If people had mentioned and realized a dry winter they did not talk about the spring. There was no reason why they should mention the spring. The factories were still idle. The boats were vacant in the northern harbors and there was still very little money and no food. In the east the workers had complained and the drums and the pickets and the sound of their complaint in the fine rain was like thunder beneath the hills. The church had stopped it. The church had quieted it but it had not stopped the thunder. The workers were still dissatisfied and in the fine rain they remembered their complaint and the sound of their drums. There were few who could forget the sound of the Internationale and although in the east the wheels were moving again they were moving under a stranger master. They were waiting for hands that knew them and the ways to control their levers.From our window we could see the spring come because we had a great deal of time. At first it was the delicate air and the sweet stink of the oil vats from across the river. Then the trees were dusty with new buds and the old gardens were pushed away and the river was carrying sticks of bright wood and waste that had come down in the thaw.

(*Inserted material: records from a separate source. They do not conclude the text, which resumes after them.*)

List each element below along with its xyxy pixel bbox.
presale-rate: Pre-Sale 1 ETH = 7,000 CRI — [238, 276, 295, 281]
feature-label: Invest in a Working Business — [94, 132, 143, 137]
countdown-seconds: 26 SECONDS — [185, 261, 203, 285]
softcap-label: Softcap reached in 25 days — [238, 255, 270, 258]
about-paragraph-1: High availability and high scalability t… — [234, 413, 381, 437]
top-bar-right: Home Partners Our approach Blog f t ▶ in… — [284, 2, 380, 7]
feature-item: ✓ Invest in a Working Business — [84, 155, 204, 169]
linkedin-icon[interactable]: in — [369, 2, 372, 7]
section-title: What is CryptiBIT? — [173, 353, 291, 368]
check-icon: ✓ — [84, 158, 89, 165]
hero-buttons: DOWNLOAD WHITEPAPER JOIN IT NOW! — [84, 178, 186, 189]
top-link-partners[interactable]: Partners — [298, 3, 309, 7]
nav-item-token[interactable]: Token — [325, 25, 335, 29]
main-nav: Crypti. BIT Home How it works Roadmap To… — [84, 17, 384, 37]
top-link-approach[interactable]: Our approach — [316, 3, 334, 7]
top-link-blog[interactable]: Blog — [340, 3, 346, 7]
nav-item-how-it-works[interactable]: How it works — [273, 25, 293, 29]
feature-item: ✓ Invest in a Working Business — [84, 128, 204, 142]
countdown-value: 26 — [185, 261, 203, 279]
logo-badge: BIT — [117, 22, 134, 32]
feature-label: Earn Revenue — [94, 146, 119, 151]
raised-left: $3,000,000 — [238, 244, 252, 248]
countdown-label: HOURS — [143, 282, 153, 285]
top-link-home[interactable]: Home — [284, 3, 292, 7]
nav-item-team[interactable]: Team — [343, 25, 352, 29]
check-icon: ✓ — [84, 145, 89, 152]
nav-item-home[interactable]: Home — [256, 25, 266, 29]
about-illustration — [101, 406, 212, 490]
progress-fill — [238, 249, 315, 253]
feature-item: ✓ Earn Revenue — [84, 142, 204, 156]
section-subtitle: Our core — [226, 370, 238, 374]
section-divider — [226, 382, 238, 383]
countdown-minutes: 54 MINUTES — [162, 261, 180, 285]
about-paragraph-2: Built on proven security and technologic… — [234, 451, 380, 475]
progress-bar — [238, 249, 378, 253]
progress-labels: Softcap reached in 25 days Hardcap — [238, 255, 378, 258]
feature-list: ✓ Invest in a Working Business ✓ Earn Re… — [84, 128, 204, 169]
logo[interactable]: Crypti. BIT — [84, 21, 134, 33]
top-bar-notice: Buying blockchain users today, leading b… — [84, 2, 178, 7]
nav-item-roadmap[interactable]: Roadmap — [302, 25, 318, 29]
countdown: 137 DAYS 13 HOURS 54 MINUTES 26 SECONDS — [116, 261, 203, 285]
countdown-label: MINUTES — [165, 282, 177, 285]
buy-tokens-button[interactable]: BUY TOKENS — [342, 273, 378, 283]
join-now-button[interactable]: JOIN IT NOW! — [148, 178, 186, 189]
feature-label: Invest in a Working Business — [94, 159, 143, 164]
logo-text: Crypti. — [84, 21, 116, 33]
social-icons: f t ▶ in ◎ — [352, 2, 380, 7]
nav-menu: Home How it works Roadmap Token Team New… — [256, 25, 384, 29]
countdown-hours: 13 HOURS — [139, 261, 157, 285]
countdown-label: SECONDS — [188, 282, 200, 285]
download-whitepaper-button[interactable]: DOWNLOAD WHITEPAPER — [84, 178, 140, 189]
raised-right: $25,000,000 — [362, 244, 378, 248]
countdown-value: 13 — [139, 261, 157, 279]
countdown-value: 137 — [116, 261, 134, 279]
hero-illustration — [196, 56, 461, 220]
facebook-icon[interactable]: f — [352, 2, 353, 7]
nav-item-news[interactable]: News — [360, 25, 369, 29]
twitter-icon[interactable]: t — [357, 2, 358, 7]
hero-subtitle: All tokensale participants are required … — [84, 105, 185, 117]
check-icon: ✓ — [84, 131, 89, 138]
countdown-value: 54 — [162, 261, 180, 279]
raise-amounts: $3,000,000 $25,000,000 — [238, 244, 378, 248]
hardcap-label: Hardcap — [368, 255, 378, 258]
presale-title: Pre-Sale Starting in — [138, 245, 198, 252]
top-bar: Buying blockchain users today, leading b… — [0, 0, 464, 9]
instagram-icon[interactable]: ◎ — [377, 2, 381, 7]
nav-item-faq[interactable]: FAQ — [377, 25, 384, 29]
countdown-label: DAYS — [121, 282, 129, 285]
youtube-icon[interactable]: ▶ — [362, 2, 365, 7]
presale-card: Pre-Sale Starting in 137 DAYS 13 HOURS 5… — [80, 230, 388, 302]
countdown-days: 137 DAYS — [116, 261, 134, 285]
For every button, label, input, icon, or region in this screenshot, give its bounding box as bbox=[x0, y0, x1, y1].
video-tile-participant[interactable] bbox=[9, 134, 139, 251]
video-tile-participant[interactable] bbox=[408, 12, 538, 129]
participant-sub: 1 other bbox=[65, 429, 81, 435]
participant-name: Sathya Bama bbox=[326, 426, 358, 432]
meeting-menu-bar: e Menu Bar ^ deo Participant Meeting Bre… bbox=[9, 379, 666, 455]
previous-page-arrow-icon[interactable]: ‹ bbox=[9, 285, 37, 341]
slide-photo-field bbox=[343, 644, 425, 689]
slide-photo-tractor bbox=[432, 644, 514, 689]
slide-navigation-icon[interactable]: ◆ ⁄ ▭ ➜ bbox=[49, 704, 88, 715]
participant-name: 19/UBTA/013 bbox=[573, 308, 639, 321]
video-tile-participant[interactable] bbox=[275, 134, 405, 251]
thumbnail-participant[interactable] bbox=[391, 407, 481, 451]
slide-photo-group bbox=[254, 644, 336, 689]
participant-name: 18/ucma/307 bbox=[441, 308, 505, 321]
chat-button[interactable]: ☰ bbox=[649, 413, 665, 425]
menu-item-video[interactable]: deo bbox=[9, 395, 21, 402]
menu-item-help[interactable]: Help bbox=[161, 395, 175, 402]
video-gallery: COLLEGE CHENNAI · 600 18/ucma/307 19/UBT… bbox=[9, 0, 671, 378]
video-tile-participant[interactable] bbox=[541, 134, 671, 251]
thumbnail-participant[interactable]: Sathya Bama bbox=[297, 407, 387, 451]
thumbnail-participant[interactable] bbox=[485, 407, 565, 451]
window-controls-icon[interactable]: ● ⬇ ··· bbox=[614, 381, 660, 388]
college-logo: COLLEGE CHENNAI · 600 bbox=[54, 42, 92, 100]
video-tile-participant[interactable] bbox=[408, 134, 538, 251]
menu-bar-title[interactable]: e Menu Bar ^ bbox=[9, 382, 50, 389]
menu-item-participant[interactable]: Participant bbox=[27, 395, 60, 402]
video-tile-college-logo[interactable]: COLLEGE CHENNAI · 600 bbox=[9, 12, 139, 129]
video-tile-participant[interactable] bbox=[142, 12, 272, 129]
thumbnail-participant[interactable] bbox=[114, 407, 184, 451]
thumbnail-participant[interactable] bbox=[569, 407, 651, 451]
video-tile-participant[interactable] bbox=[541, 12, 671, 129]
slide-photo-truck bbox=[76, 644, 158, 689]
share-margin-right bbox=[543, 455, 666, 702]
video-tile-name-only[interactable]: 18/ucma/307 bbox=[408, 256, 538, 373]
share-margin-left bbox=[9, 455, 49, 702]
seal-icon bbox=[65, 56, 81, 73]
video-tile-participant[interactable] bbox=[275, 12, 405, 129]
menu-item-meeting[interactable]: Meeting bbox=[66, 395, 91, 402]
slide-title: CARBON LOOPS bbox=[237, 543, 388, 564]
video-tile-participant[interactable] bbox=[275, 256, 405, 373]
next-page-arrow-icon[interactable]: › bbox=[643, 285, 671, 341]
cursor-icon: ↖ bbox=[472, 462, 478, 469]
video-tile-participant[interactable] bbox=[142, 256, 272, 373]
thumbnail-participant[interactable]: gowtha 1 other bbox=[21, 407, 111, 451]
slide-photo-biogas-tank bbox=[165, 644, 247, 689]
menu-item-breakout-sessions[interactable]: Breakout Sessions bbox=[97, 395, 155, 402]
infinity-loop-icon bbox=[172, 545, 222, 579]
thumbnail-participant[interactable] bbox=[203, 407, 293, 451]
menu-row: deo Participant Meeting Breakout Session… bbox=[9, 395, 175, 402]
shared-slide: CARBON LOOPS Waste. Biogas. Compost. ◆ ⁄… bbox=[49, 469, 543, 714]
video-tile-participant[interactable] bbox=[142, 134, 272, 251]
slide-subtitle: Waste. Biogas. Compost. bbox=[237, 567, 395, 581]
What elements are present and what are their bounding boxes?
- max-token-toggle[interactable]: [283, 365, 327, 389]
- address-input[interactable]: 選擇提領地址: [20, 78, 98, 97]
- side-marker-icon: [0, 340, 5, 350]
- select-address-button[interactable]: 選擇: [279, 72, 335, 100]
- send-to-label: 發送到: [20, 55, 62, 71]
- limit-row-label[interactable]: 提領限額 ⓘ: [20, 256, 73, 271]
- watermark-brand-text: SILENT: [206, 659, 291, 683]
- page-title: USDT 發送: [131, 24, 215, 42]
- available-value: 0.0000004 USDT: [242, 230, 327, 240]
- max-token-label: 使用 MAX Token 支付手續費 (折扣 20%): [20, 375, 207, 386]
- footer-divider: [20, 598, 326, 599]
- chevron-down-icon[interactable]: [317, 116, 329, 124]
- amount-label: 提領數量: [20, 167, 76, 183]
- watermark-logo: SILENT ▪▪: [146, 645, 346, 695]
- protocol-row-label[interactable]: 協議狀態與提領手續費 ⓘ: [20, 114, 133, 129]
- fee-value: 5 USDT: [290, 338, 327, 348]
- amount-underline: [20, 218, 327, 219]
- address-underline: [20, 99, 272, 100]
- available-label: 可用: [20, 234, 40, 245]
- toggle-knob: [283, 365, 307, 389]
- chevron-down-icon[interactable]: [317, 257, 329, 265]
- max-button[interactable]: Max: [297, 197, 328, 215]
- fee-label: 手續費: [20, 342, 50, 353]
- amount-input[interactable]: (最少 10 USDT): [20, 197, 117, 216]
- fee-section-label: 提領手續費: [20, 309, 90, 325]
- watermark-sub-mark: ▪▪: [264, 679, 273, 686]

The sky was heavy like flesh and there was no doubt about the spring. We could see it clearly in the hills that were thawing and the sore pain of the broken earth. And yet the wheels were not moving and the looms were still like nervous dancers and there were very few people who wanted to talk about the spring because of these things.
In Boston the wealthy people were nervous. It was spring but it would make no difference. They were terrified at the possibility of having to live through another season. Of having struggled through the winter searching for the pleasures of previous winters. In Boston the wealthy people were conditioned like old gentlemen. The nervous wreckage of a dead race. It was wrong to accuse them of injustice. They could not accustom themselves to the new necessities. They were nervously fumbling, handling enormous conditions that had been thrust into their hands. And the other people were waiting for them to drop these things. Perhaps the machines would start again by the summer but they would still be under foreign control. Perhaps they would go on for a whole year while there was unrest like thunder under the hills. There would be some thing. Nobody who had seen the things come and the things go could doubt that. We were watching the spring pass like a great tide up the river and down over the hills.
On Sunday Paul came in his new shiny car and took us out to the farm. Paul was prosperous and his business was doing well. He showed us the speed of his car and the splendid little wheels that turned beneath the hood. Then we went down the long planes of the country road and circled the enormous gravel driveway. The large white farmhouse with the river on its left and the orchards running to the river was the same. Mani came to the door in a long pale dress and took us out to her flower garden. There were firm yellow sprouts breaking through the hard earth. Mani swore a little and said that it was spring. The sky was heavy. The birds were crossing it like a high dome. At the end of the river the mills were still and the boats were shifting on the tide waiting for a cargo. Mani said that it was spring again and stamped her cigarette out on the edge of the garden. It is spring again, Mani said.